The wonderful thing about wearing glasses is that not only does everybody instantly think you’re more clever, but you can use your eyewear as an accessory just like any other you own.
Fashionable eyewear began as soon as opticians were able to change the shape of a lens without affecting its vision-correcting properties. From the deeply unfashionable 1950’s NHS frames through to the horn-rimmed and cat’s eye frames of the 60’s and all the way to the present day, where NHS frames are highly fashionable as retro-chic, we love glasses as a way to speak more about the sort of person we are.
While lots of people get excited about choosing new glasses, it becomes a decision like choosing new shoes or holiday beachwear; we choose frames based on current fashion or because somebody else has glasses we like.
The problem with making an aesthetic decision is that you also need to consider if the glasses fit properly as well as if they look good. Wearing badly fitting glasses can have a number of problems, not in the least being uncomfortable or even painful.
If you have any discomfort or pain when wearing your glasses, it means that the fit is incorrect. If this is the case, you won’t be inclined to wear them, especially for extended periods. At the very least, it’ll prevent you from getting the benefit of both the corrective lenses that you need and the fashion benefit you carefully chose. At worst, it will mean that you may not wear glasses when you really need to, such as at the end of a long drive which could even be dangerous.
The good news is that getting well-fitted glasses only involves a few key areas. The first is across the bridge of the nose, which is where most of the weight of the frames and lenses rests, so improperly adjusted frames can easily cause discomfort. If a set of frames doesn’t fit, it doesn’t mean that you have a big nose, just that you may need a slightly wider frame!
Another area where weight is carried is at the end of the sides that curve over the ears. Used to make sure that the frame remains stable, you may find that the sides may sometimes come a little short and curve too early, which can cause rubbing and sore spots. Your optometrist, in most cases, will be able to resolve this issue with some skill, a little heat and a talent to make the frame touch the ears at the perfect point! Also, if you get "tramlines" in the side of your head when you remove your glasses, this means that they are fitting too small, and again could benefit with some adjustment.

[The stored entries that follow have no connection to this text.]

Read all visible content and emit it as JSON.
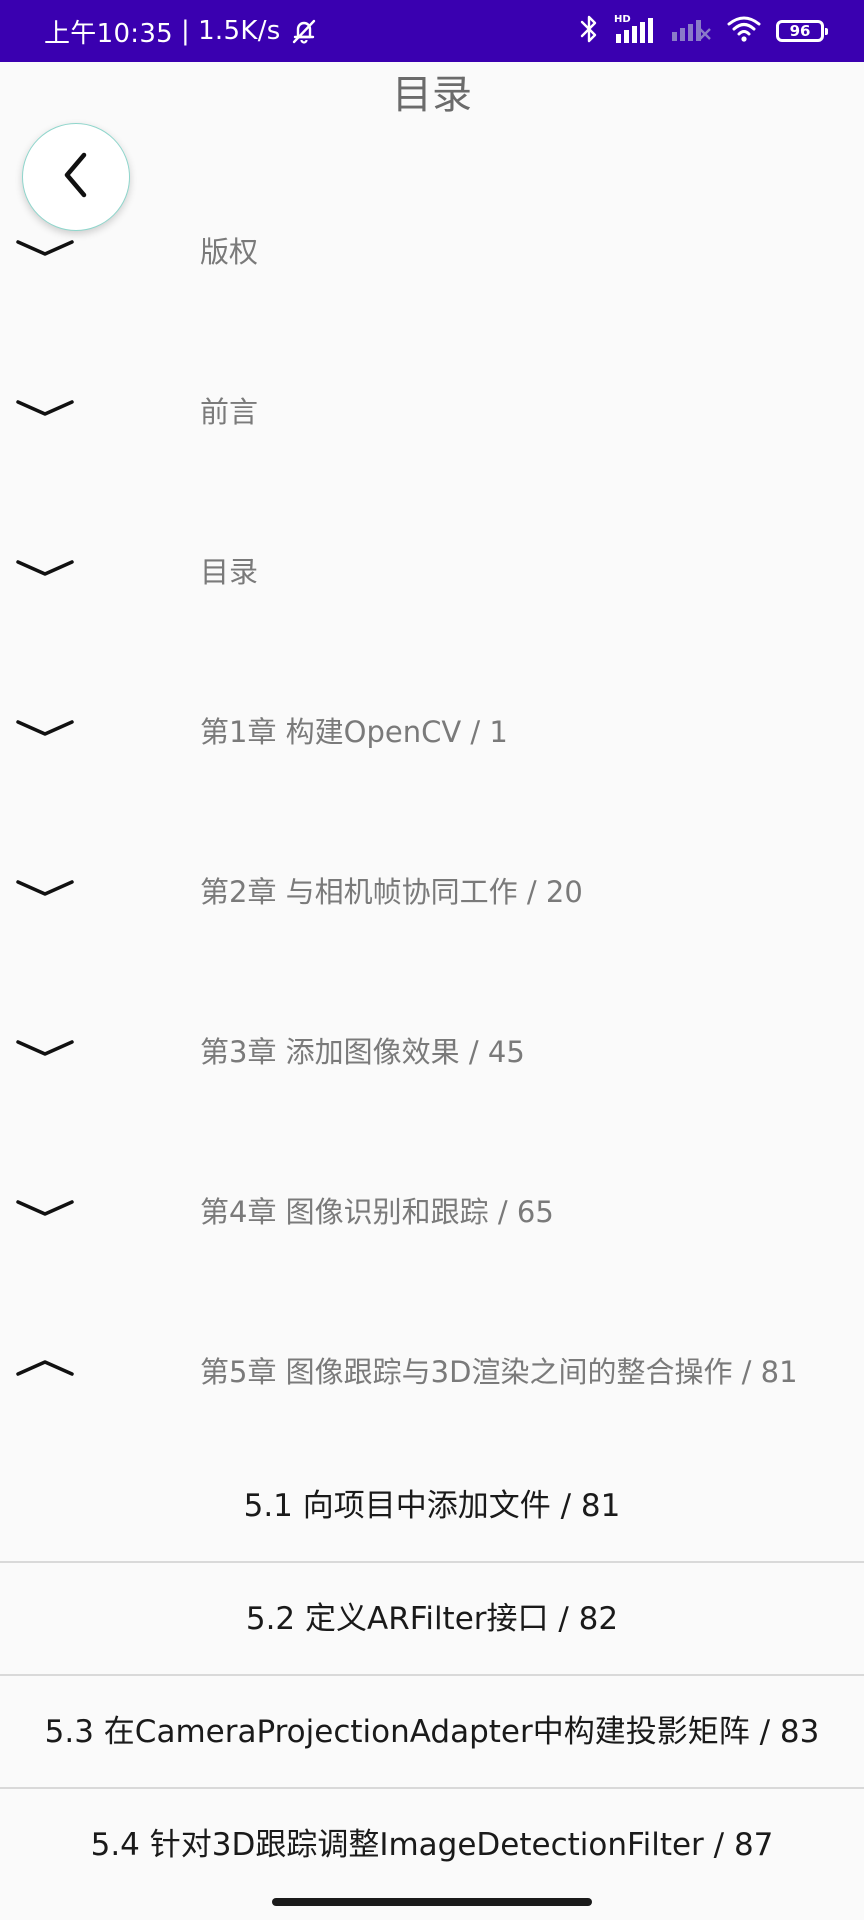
{
  "status_bar": {
    "time": "上午10:35",
    "separator": "|",
    "speed": "1.5K/s",
    "hd_label": "HD",
    "battery": "96",
    "background_color": "#3a00b0"
  },
  "header": {
    "title": "目录",
    "back_icon": "chevron-left-icon"
  },
  "chapters": [
    {
      "label": "版权",
      "expanded": false
    },
    {
      "label": "前言",
      "expanded": false
    },
    {
      "label": "目录",
      "expanded": false
    },
    {
      "label": "第1章  构建OpenCV / 1",
      "expanded": false
    },
    {
      "label": "第2章  与相机帧协同工作 / 20",
      "expanded": false
    },
    {
      "label": "第3章  添加图像效果 / 45",
      "expanded": false
    },
    {
      "label": "第4章  图像识别和跟踪 / 65",
      "expanded": false
    },
    {
      "label": "第5章  图像跟踪与3D渲染之间的整合操作 / 81",
      "expanded": true
    }
  ],
  "sections": [
    {
      "label": "5.1 向项目中添加文件 / 81"
    },
    {
      "label": "5.2 定义ARFilter接口 / 82"
    },
    {
      "label": "5.3 在CameraProjectionAdapter中构建投影矩阵 / 83"
    },
    {
      "label": "5.4 针对3D跟踪调整ImageDetectionFilter / 87"
    }
  ]
}
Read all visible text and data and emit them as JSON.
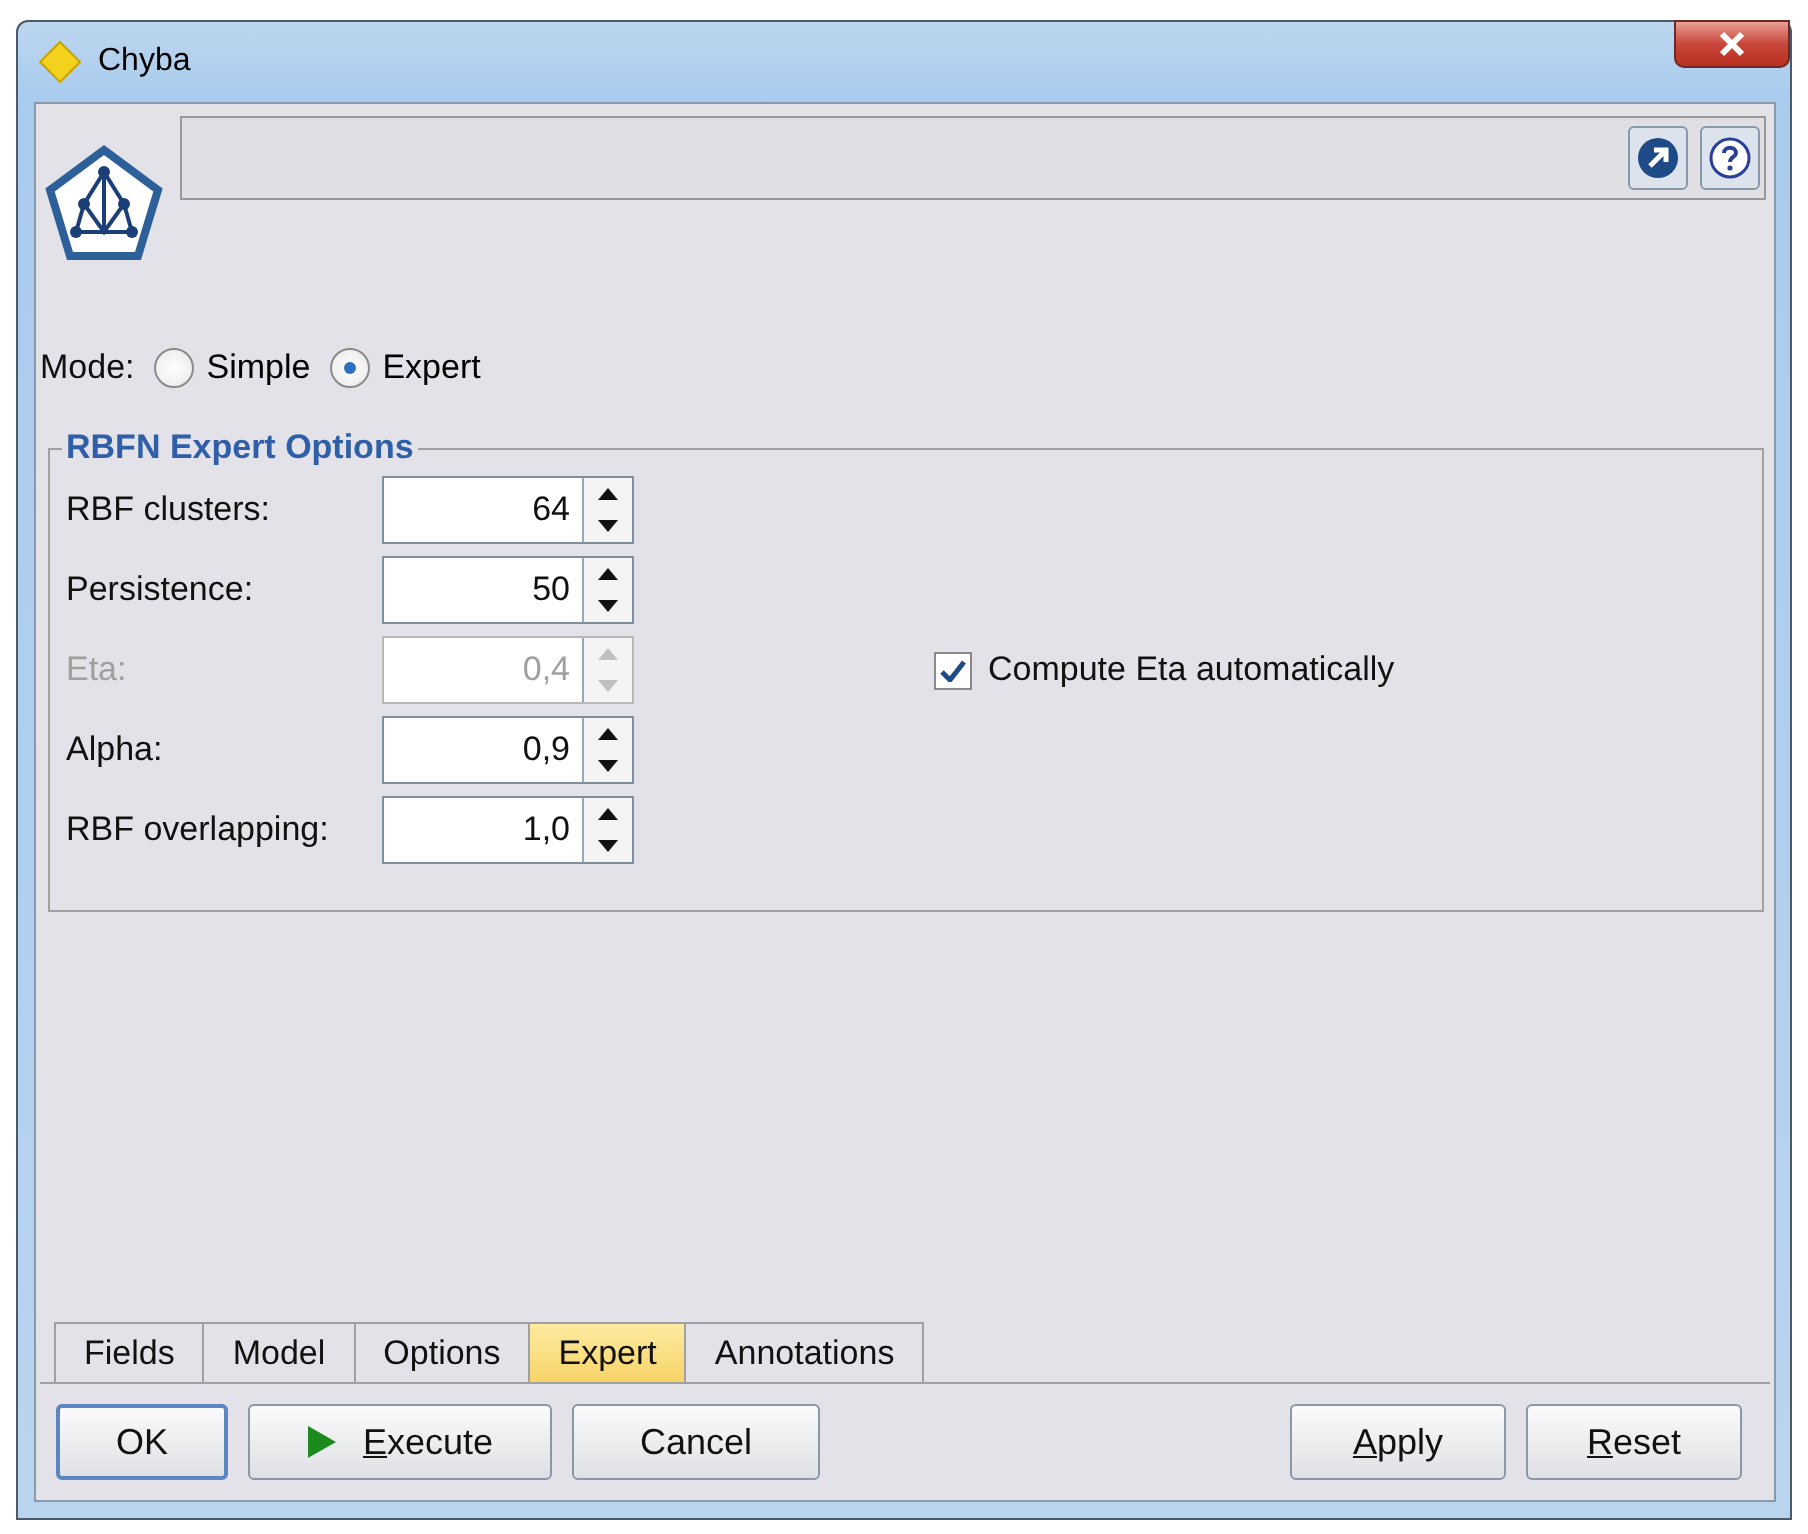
{
  "window": {
    "title": "Chyba"
  },
  "mode": {
    "label": "Mode:",
    "options": [
      {
        "label": "Simple",
        "selected": false
      },
      {
        "label": "Expert",
        "selected": true
      }
    ]
  },
  "group": {
    "title": "RBFN Expert Options",
    "fields": [
      {
        "label": "RBF clusters:",
        "value": "64",
        "disabled": false
      },
      {
        "label": "Persistence:",
        "value": "50",
        "disabled": false
      },
      {
        "label": "Eta:",
        "value": "0,4",
        "disabled": true
      },
      {
        "label": "Alpha:",
        "value": "0,9",
        "disabled": false
      },
      {
        "label": "RBF overlapping:",
        "value": "1,0",
        "disabled": false
      }
    ],
    "checkbox": {
      "label": "Compute Eta automatically",
      "checked": true
    }
  },
  "tabs": [
    {
      "label": "Fields",
      "selected": false
    },
    {
      "label": "Model",
      "selected": false
    },
    {
      "label": "Options",
      "selected": false
    },
    {
      "label": "Expert",
      "selected": true
    },
    {
      "label": "Annotations",
      "selected": false
    }
  ],
  "buttons": [
    {
      "label": "OK",
      "kind": "default",
      "mnemonic": false
    },
    {
      "label": "Execute",
      "kind": "run",
      "mnemonic": true
    },
    {
      "label": "Cancel",
      "kind": "plain",
      "mnemonic": false
    },
    {
      "label": "Apply",
      "kind": "right",
      "mnemonic": true
    },
    {
      "label": "Reset",
      "kind": "right",
      "mnemonic": true
    }
  ]
}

With children, we have to remember that they grow very quickly. If you are lucky enough to have a child who looks after their glasses and doesn't have to come in for regular repairs, they may go a whole year between visits. At certain points, a year can be a very long time, and a lot of growth can occur, sometimes it's worth popping in to have them refitted as your child grows. If they grow out of their frame, you will find that we can issue a repair on the NHS even before they are next due.
As well as the adjustable elements of your glasses, there are some general pieces of good advice when choosing the styles and frames of your new glasses. It’s best to avoid some larger frames if there’s a chance that the lower section may rub against your cheek, which over time becomes uncomfortable. We always get people to give us a big smile to see if this is likely to happen. If you’re an active person, frames with high tops that come up to or above the eyebrow may be problematic if you take a knock, which could damage either you or the frames.
By going to a good optometrist, you’ll find that you not only get great advice about the sort of glasses you need but also a pair of properly fitted frames and, best of all, a great second opinion about what suits you from a professional who helps people choose glasses every single day.